From the qqplot we can assume that the model is normal.
Also, from the Scale-Location plot, we can see that we have leverage points 13 and 46
From the Residuals vs Leverage plot we can see that the model is heteroscadastic
#putting a correlation matrix into object
#install.packages('corrplot')
#library(corrplot)
xx=cor(continuous.rural.poverty)
corrplot(xx,method="circle")
corrplot(xx,method="number")
Subsetting few columns to find correlation
d1=subset(some.rural.poverty,select=c("perelderlypoverty","perchildpoverty","perprof","popdensity","popcollege","popprof"))
d2=subset(some.rural.poverty,select=c("perelderlypoverty","perchildpoverty","perprof","popdensity","popcollege"))
yy=cor(d2)
corrplot(yy,method="number")
The above plot was used to check correlation between the subsetted variables.

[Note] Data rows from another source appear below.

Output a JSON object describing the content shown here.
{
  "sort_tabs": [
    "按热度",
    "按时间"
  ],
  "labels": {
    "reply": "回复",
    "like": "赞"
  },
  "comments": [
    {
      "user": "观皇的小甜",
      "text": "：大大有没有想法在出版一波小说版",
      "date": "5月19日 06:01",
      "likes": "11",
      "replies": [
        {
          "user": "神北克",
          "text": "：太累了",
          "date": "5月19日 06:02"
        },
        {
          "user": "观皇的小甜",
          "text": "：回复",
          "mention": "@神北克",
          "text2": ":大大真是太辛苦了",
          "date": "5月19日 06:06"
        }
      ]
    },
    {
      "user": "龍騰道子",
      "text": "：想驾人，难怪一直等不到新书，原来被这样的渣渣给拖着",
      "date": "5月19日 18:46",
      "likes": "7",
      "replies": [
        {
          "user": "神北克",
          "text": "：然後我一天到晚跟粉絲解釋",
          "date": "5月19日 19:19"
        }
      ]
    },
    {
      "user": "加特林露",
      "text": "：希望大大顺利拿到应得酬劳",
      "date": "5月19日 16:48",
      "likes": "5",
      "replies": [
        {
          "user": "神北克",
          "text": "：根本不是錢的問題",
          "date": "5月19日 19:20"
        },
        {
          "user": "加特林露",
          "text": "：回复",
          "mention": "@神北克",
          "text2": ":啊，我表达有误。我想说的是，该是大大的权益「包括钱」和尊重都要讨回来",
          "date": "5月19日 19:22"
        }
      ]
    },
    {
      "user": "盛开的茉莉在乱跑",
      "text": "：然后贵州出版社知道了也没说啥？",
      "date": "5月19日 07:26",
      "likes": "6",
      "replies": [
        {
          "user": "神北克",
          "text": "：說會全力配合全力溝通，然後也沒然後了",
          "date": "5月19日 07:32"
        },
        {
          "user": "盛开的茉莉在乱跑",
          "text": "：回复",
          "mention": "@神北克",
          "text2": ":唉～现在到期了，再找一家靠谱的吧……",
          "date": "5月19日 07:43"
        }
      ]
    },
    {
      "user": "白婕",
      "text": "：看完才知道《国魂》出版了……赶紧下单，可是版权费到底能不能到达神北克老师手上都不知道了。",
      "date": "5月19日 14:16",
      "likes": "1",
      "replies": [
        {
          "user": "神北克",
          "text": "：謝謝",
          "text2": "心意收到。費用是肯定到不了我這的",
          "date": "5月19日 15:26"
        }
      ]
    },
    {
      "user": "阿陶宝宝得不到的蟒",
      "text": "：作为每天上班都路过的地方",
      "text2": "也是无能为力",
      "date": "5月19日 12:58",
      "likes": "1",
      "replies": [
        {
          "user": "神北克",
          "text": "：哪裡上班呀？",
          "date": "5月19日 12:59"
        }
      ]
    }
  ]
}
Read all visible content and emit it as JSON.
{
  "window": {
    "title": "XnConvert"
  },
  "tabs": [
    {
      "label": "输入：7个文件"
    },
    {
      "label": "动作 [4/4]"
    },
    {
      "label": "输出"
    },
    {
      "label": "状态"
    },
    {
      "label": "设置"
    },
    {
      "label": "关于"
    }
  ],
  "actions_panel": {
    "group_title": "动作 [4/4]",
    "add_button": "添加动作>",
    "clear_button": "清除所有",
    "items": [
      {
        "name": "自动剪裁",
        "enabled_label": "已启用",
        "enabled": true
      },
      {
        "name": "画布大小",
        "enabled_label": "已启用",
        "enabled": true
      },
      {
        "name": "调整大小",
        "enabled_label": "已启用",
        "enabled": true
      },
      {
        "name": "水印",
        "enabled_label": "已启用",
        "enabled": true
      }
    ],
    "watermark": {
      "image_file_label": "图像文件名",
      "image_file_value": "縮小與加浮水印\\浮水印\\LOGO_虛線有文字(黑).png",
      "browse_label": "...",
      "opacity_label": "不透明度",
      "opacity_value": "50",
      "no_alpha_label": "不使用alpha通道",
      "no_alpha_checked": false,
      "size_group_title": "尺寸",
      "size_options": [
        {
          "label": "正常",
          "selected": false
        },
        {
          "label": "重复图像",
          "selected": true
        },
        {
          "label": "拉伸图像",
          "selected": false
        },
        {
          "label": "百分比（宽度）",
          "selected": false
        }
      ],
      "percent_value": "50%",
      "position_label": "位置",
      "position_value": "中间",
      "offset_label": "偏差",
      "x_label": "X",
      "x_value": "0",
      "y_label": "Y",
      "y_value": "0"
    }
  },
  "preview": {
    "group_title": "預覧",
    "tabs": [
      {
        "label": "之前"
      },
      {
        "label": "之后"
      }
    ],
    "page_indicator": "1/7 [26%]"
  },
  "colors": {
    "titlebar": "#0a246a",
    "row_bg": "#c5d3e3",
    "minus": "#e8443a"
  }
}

#Correlation matrix with p values.
#install.packages('Hmisc')
#library(Hmisc)
#xx=rcorr(as.matrix(d2))
#xx
Multicollinearity occurs when independent variables in a regression model are correlated.
plot(d2)
xx=cor(d2)
corrplot(xx,method="number")
corrplot(xx,method="ellipse")
library(car)
## Loading required package: carData
vif(regout3)
## perchildpoverty perprof popdensity popcollege
## 1.131683 1.510722 3.066577 3.664088
Since the VIF values for all the variables are close to 1 and less than 5, we can conclude that there is a moderate correlation, but it is not severe enough to warrant corrective measures
#boxplot(some.rural.poverty$perelderlypoverty)
#max(some.rural.poverty$perelderlypoverty)

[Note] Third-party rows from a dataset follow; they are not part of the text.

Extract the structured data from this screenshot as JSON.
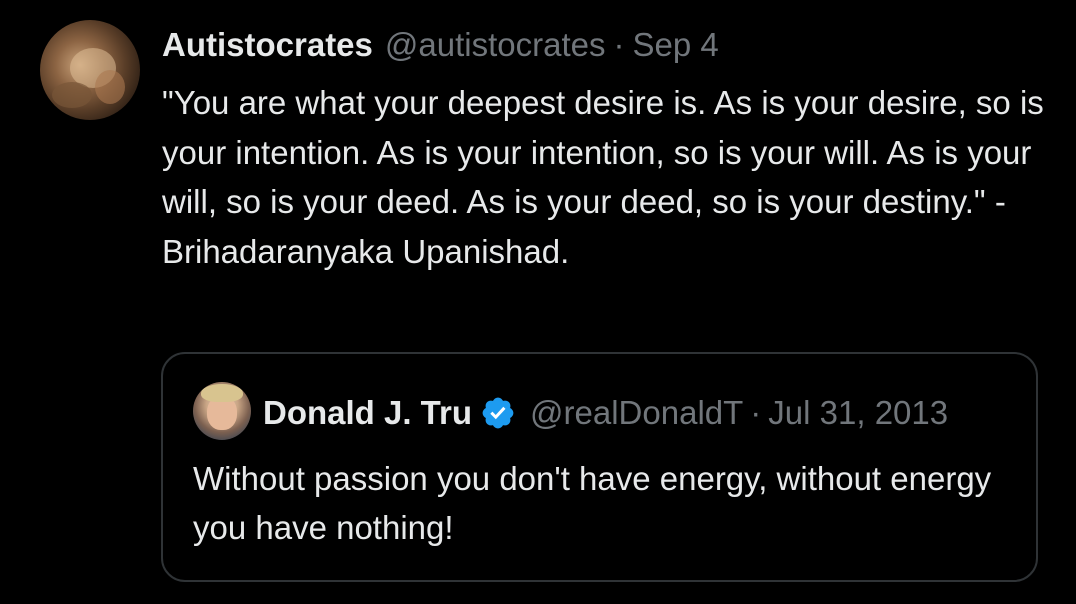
{
  "tweet": {
    "display_name": "Autistocrates",
    "handle": "@autistocrates",
    "separator": "·",
    "date": "Sep 4",
    "text": "\"You are what your deepest desire is. As is your desire, so is your intention. As is your intention, so is your will. As is your will, so is your deed. As is your deed, so is your destiny.\" - Brihadaranyaka Upanishad.",
    "avatar_icon": "profile-photo"
  },
  "quoted_tweet": {
    "display_name": "Donald J. Tru",
    "verified_icon": "verified-badge-icon",
    "handle": "@realDonaldT",
    "separator": "·",
    "date": "Jul 31, 2013",
    "text": "Without passion you don't have energy, without energy you have nothing!",
    "avatar_icon": "profile-photo"
  },
  "colors": {
    "background": "#000000",
    "text_primary": "#e7e9ea",
    "text_secondary": "#71767b",
    "border": "#2f3336",
    "verified_blue": "#1d9bf0"
  }
}
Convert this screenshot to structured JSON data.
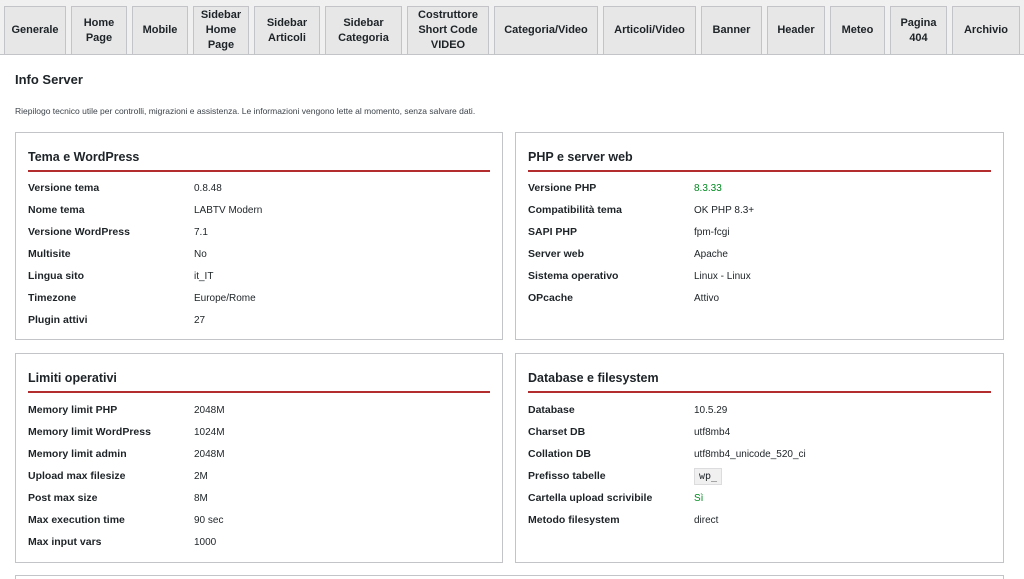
{
  "tabs": [
    {
      "label": "Generale"
    },
    {
      "label": "Home\nPage"
    },
    {
      "label": "Mobile"
    },
    {
      "label": "Sidebar\nHome\nPage"
    },
    {
      "label": "Sidebar\nArticoli"
    },
    {
      "label": "Sidebar\nCategoria"
    },
    {
      "label": "Costruttore\nShort Code\nVIDEO"
    },
    {
      "label": "Categoria/Video"
    },
    {
      "label": "Articoli/Video"
    },
    {
      "label": "Banner"
    },
    {
      "label": "Header"
    },
    {
      "label": "Meteo"
    },
    {
      "label": "Pagina\n404"
    },
    {
      "label": "Archivio"
    }
  ],
  "page": {
    "title": "Info Server",
    "subtitle": "Riepilogo tecnico utile per controlli, migrazioni e assistenza. Le informazioni vengono lette al momento, senza salvare dati."
  },
  "cards": {
    "theme": {
      "title": "Tema e WordPress",
      "rows": [
        {
          "k": "Versione tema",
          "v": "0.8.48"
        },
        {
          "k": "Nome tema",
          "v": "LABTV Modern"
        },
        {
          "k": "Versione WordPress",
          "v": "7.1"
        },
        {
          "k": "Multisite",
          "v": "No"
        },
        {
          "k": "Lingua sito",
          "v": "it_IT"
        },
        {
          "k": "Timezone",
          "v": "Europe/Rome"
        },
        {
          "k": "Plugin attivi",
          "v": "27"
        }
      ]
    },
    "php": {
      "title": "PHP e server web",
      "rows": [
        {
          "k": "Versione PHP",
          "v": "8.3.33"
        },
        {
          "k": "Compatibilità tema",
          "v": "OK PHP 8.3+"
        },
        {
          "k": "SAPI PHP",
          "v": "fpm-fcgi"
        },
        {
          "k": "Server web",
          "v": "Apache"
        },
        {
          "k": "Sistema operativo",
          "v": "Linux - Linux"
        },
        {
          "k": "OPcache",
          "v": "Attivo"
        }
      ]
    },
    "limits": {
      "title": "Limiti operativi",
      "rows": [
        {
          "k": "Memory limit PHP",
          "v": "2048M"
        },
        {
          "k": "Memory limit WordPress",
          "v": "1024M"
        },
        {
          "k": "Memory limit admin",
          "v": "2048M"
        },
        {
          "k": "Upload max filesize",
          "v": "2M"
        },
        {
          "k": "Post max size",
          "v": "8M"
        },
        {
          "k": "Max execution time",
          "v": "90 sec"
        },
        {
          "k": "Max input vars",
          "v": "1000"
        }
      ]
    },
    "db": {
      "title": "Database e filesystem",
      "rows": [
        {
          "k": "Database",
          "v": "10.5.29"
        },
        {
          "k": "Charset DB",
          "v": "utf8mb4"
        },
        {
          "k": "Collation DB",
          "v": "utf8mb4_unicode_520_ci"
        },
        {
          "k": "Prefisso tabelle",
          "v": "wp_"
        },
        {
          "k": "Cartella upload scrivibile",
          "v": "Sì"
        },
        {
          "k": "Metodo filesystem",
          "v": "direct"
        }
      ]
    }
  },
  "colors": {
    "accent_rule": "#b32d2e",
    "ok_value": "#008a20"
  }
}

#which(some.rural.poverty$perelderlypoverty==18.27736)
#Leverage of Points
lev=hat(model.matrix(regout3))
plot(lev,pch=19)
abline(3*mean(lev),0,col="red",lwd=3)
some.rural.poverty[lev>(3*mean(lev)),]
## # A tibble: 5 x 20
## ID county state area poptotal popdensity popwhite popblack popasian
## <dbl> <chr> <chr> <dbl> <dbl> <dbl> <dbl> <dbl> <dbl>
## 1 123 FAYET~ IN 215. 26015 121. 25462 435 69
## 2 148 LA PO~ IN 598. 107066 179. 96286 9580 431
## 3 430 WALWO~ WI 555. 75000 135. 72747 454 494
## 4 350 SCIOTO OH 612. 80327 131. 77253 2458 126
## 5 15 COLES IL 508. 51644 102. 50177 925 341
## # ... with 11 more variables: popadult <dbl>, popchild <dbl>, percollege <dbl>,
## # perprof <dbl>, perchildpoverty <dbl>, perelderlypoverty <dbl>,
## # inmetro <dbl>, popcollege <dbl>, popprof <dbl>, ratioca <dbl>,
## # popchildpoverty <dbl>
#Leverage of Points
#lev=hat(model.matrix(regout3))
#plot(lev,pch=19)
#abline(3*mean(lev),0,col="red",lwd=3)
#some.rural.poverty[lev>(3*mean(lev)),]
The counties and states above, have an outsized leverage in influencing my best fit model
predict(regout3,some.metro.poverty,interval="confidence")
## fit lwr upr
## 1 5.5276971 2.843899 8.211496
## 2 2.5301778 -3.134210 8.194565
## 3 -6.4400343 -18.139419 5.259351
## 4 5.0723315 2.206721 7.937942
## 5 9.4421501 8.349735 10.534566
## 6 13.0751976 11.821291 14.329104
## 7 11.2688859 10.250740 12.287032
## 8 7.5797333 3.262061 11.897405
## 9 -0.0704781 -8.946807 8.805851
## 10 2.2190998 -4.213918 8.652117
## 11 8.4627646 6.007678 10.917851
## 12 7.5331834 5.227290 9.839076
## 13 8.5119103 5.809252 11.214569
## 14 3.5743975 -2.885722 10.034517
## 15 14.0557647 12.158812 15.952718
## 16 7.4263372 5.255033 9.597642
## 17 2.3765947 -2.479987 7.233177
## 18 11.2362234 10.227957 12.244490
## 19 5.8377902 1.593759 10.081821
## 20 1.4592702 -10.400462 13.319003
## 21 8.3502867 4.396148 12.304425
## 22 -12.8310071 -29.201390 3.539376
## 23 11.6574723 10.936004 12.378940
## 24 -0.5666199 -12.012639 10.879399
## 25 -0.8397223 -14.184996 12.505552
## 26 -57.5654415 -107.075946 -8.054937
## 27 8.3543422 5.825888 10.882796
## 28 8.5353169 4.959909 12.110725
## 29 9.7476610 8.469909 11.025413
## 30 -12.5948874 -28.543238 3.353463
The percentage of elderly poverty is predicted to be 2.98% in Floyd, IN based on the independent variables used in regout3 (final regression equation). And, we are 95% confident that the percentage of perelderlypoverty would fall between -5.6227978 - 11.592168 %. In a similar way rest of the 29 data entries can be interpreted.